Author(s): Sager PT, Capece R, Lipka L, Strony J, Yang B, Suresh R, Mitchel Y, Veltri E

Affiliation(s): Schering-Plough Research Institute, 2015 Galloping Hill Road, Kenilworth, NJ 07033-1300, USA. psager@alum.mit.edu

Publication date & source: 2005-04, Atherosclerosis., 179(2):361-7. Epub 2004 Dec 15.

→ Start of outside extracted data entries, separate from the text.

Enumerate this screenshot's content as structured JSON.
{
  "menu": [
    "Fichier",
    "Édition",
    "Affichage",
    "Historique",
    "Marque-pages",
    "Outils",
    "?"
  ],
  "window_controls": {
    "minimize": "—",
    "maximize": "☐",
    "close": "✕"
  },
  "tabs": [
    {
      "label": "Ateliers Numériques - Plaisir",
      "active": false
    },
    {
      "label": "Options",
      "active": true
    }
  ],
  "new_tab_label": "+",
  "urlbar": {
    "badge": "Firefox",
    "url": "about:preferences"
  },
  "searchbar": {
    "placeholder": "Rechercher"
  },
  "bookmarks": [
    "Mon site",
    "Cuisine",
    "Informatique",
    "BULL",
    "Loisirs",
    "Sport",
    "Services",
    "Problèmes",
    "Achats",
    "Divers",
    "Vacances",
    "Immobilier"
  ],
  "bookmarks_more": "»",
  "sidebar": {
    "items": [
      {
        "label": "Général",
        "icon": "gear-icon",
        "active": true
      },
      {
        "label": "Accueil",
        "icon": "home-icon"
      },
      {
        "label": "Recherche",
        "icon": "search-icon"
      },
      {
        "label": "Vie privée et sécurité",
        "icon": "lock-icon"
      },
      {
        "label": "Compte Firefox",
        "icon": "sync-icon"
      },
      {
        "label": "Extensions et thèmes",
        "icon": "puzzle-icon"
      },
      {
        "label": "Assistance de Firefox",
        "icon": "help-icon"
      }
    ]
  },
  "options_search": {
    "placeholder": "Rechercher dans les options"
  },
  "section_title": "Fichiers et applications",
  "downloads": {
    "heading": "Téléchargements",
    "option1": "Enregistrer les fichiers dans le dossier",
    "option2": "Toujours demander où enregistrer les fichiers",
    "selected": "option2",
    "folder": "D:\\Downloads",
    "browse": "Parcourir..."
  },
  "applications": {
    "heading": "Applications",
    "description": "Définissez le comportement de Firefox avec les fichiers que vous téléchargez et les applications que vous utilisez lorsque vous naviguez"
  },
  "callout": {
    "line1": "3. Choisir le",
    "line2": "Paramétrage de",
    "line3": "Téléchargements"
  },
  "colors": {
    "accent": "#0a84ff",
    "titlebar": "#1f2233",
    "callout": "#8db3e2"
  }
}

Publication type: Clinical Trial; Multicenter Study; Randomized Controlled Trial

OBJECTIVE: This study assessed the effect of coadministration of ezetimibe and simvastatin on high sensitivity C-reactive protein (hs-CRP) in a large subject cohort (N=1089). METHODS: Data were combined from two nearly identical prospective trials. After dietary stabilization, washout period, and placebo lead-in period, patients with baseline low-density lipoprotein cholesterol (LDL-C) > or =3.75-6.50 mmol/l and triglycerides (TG) < or =4.0 mmol/l were randomized to one of the following daily treatments for 12 weeks: ezetimibe 10 mg; simvastatin monotherapy (10, 20, 40, or 80 mg); ezetimibe 10mg plus simvastatin (10, 20, 40, or 80 mg); or placebo. The primary analysis was the percent change in hs-CRP for the pooled ezetimibe plus simvastatin versus simvastatin monotherapy cohorts. RESULTS: Ezetimibe coadministered with simvastatin more than doubled the hs-CRP reduction compared to simvastatin monotherapy (-33.3% versus -14.3%, p<0.01). At each individual simvastatin dose level, coadministration therapy exerted significant further incremental hs-CRP reductions compared to simvastatin monotherapy. Similar hs-CRP reductions with coadministered ezetimibe and simvastatin were observed in the major subgroups examined (coronary heart disease, gender, age, baseline LDL-C, and body mass index). CONCLUSION: In this large subject cohort, ezetimibe coadministered with simvastatin significantly reduced hs-CRP, suggesting a possible additional anti-inflammatory/anti-atherosclerotic action of combination therapy compared to simvastatin monotherapy.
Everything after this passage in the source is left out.